Like Ursula’s case, Gary Jones’ mother, Merrilee Jones, died before his remains were identified 13 years after his death.
“It’s devastating to know that there was an opportunity to give Merrilee this certainty before her passing,” forensic scientist Lee said.
‘Significant deficiencies’ in cases of missing persons
Despite many reviews of the NSW Missing Persons unit over the past 10 years, Coroner Lee noted that not much was done to address the ongoing shortcomings.
This included the role and functions of the unit being poorly defined and misunderstood in the police force, poor communication, insufficient resources, resulting in staff being limited to superficial tasks, and a lack of recognition of the importance of forensic evidence gathering and techniques.
“This resulted in wasted opportunities to gather evidence … long periods of inactivity during investigations, and an inability to keep both the officers responsible and the families properly informed,” forensic scientist Lee said.
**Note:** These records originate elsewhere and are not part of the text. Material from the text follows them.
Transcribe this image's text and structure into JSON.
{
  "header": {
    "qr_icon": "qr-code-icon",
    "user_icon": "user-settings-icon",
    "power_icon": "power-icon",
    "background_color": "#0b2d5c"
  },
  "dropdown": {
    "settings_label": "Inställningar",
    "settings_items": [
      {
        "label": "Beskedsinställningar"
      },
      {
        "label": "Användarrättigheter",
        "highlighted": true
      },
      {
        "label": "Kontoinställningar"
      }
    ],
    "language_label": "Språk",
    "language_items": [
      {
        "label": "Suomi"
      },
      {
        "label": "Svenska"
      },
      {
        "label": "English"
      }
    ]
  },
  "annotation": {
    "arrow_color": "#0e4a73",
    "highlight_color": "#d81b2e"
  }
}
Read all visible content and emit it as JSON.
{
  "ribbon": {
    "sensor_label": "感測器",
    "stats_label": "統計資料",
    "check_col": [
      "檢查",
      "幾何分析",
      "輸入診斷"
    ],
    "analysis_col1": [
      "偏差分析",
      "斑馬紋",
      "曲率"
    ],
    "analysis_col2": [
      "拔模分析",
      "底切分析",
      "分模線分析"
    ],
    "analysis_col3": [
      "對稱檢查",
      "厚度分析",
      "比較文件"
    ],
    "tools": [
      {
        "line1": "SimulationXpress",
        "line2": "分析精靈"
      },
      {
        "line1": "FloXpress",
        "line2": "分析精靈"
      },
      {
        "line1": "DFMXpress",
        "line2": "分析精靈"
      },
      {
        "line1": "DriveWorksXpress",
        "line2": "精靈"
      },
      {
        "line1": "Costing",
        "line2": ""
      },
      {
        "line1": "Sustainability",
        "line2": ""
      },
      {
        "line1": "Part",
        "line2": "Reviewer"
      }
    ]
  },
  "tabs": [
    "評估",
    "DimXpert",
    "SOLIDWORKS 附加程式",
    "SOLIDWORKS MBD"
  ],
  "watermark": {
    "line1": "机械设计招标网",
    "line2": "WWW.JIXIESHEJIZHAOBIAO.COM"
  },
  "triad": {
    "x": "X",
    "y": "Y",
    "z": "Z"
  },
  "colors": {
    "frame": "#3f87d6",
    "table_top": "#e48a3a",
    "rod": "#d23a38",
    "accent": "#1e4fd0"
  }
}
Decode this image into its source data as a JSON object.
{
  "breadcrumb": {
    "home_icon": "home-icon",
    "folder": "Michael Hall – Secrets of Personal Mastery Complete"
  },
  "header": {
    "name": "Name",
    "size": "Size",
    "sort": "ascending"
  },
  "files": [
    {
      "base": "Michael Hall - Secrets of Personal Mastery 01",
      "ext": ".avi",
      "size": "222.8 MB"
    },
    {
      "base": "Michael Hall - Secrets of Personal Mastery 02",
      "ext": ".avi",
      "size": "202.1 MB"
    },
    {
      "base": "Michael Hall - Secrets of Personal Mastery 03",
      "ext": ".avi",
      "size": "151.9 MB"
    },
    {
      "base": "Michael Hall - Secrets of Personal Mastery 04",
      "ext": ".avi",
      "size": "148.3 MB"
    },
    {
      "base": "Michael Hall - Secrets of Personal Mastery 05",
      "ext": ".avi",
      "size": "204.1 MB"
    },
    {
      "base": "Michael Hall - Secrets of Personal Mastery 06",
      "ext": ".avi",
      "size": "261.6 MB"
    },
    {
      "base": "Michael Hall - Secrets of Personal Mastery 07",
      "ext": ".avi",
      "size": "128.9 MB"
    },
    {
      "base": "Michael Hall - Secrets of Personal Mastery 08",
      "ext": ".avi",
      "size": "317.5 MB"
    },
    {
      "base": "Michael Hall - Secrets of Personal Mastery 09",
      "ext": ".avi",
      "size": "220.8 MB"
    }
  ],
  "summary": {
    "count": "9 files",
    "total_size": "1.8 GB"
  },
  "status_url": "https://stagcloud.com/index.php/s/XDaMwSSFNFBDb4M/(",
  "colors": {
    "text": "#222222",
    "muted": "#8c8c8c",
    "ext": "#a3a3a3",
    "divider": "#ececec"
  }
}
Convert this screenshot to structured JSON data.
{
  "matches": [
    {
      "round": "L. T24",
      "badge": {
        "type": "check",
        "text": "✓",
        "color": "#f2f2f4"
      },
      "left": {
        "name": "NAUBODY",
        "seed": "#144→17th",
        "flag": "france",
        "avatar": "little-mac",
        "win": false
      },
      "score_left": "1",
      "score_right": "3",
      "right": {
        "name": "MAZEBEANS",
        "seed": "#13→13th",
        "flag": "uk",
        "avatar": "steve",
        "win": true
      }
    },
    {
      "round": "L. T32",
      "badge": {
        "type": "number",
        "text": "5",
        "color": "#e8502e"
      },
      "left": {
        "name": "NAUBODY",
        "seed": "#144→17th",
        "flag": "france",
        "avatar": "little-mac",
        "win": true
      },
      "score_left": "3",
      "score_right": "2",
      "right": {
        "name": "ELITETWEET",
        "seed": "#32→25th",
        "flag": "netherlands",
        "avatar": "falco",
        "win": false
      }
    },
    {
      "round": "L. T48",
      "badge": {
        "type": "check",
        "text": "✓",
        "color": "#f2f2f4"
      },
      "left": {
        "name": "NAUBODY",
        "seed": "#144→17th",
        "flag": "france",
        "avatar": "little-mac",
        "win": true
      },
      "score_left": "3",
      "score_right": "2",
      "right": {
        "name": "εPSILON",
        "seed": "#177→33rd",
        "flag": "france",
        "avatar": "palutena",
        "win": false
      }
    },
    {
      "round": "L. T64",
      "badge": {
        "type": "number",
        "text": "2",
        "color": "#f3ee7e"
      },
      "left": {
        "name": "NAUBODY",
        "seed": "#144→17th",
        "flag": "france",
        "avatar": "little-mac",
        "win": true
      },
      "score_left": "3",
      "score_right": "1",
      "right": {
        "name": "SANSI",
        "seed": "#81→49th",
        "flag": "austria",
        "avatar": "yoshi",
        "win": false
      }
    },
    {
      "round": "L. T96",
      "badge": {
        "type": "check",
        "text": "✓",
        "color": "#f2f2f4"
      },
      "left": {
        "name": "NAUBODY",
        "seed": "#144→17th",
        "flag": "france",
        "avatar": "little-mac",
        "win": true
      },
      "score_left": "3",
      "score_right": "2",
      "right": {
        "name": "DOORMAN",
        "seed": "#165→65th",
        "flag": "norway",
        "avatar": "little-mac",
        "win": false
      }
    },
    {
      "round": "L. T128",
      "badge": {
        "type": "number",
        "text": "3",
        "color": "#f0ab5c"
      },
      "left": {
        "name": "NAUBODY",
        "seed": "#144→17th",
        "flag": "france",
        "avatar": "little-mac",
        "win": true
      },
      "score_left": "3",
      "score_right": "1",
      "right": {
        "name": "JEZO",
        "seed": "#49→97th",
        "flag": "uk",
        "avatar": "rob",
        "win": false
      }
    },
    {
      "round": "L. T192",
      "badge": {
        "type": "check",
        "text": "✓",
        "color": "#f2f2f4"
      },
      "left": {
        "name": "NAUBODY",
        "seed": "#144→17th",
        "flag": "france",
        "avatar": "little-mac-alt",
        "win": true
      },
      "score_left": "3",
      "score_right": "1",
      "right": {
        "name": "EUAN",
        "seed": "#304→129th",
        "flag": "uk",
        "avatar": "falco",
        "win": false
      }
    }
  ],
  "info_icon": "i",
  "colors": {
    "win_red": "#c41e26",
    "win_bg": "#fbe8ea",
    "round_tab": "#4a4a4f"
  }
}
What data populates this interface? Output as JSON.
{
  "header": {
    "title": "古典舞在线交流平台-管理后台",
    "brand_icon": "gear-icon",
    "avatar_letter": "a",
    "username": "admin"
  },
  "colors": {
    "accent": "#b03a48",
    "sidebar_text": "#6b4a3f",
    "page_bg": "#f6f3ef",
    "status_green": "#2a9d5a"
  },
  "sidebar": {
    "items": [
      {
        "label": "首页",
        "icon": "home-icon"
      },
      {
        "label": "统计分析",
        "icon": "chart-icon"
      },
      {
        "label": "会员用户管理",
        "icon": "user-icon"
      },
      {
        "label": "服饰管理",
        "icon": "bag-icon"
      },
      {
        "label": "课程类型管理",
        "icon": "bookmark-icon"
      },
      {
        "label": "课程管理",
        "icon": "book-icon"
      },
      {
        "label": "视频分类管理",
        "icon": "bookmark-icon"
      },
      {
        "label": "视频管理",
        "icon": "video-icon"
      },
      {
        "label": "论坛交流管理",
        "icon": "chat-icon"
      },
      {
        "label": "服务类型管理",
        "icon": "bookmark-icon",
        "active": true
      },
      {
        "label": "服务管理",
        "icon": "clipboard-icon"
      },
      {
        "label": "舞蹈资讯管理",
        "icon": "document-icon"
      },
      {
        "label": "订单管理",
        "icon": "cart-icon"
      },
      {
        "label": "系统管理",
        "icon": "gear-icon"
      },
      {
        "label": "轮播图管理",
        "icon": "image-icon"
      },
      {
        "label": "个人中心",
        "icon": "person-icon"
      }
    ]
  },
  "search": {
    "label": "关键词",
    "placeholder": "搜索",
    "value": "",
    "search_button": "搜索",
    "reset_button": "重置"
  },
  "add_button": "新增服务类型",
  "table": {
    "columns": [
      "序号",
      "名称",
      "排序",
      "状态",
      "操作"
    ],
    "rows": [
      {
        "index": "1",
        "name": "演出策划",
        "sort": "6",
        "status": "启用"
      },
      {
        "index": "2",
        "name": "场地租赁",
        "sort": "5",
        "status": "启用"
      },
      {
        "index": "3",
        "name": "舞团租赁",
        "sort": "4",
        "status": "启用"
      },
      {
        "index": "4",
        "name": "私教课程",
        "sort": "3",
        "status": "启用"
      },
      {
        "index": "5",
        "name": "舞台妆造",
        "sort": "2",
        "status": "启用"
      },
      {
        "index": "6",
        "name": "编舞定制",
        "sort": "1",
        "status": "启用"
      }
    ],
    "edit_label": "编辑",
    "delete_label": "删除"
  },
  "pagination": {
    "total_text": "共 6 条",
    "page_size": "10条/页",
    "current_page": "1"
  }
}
These shortcomings have been acknowledged by the NSW Police Chief.
Forensic pathologist Lee reported that the commissioner acknowledged “the investigation into each disappearance and presumed death involved significant errors, [and] there was a more general lack of oversight of the investigation of missing persons at both local and state level “.
Since these cases were uncovered, NSW police have established a new register of missing persons and standard operating procedures for cases of missing persons, which the forensic pathologist says has largely addressed many of the shortcomings identified during the investigation.
However, forensic scientist Lee said there was still room for further improvement, outlining five recommendations to SW Police, which included revising the standard operating procedures on an annual basis, reviewing key performance indicators for missing persons cases and ongoing training in obtaining and using DNA samples. .
The inspector also recommended that consideration be given to engaging in the national DNA program for unidentified and missing persons, launched by the Australian Federal Police in July 2020.
NSW police said they were “reviewing the results” and “considering all recommendations”.
Investigation ‘does not make grief easier’
NSW police took 29 years to solve Ursula’s case, and then it took another five years before the coronal process was completed.
Dianne Panov said the coronal process had been as tough as looking for her niece Ursula.
“I was really happy that the forensic pathologist highlighted the impact on the families, because I think that’s what was forgotten throughout the process. These people who disappear are part of a loving family.
“It just threw me into that grief again. It doesn’t make it any easier.”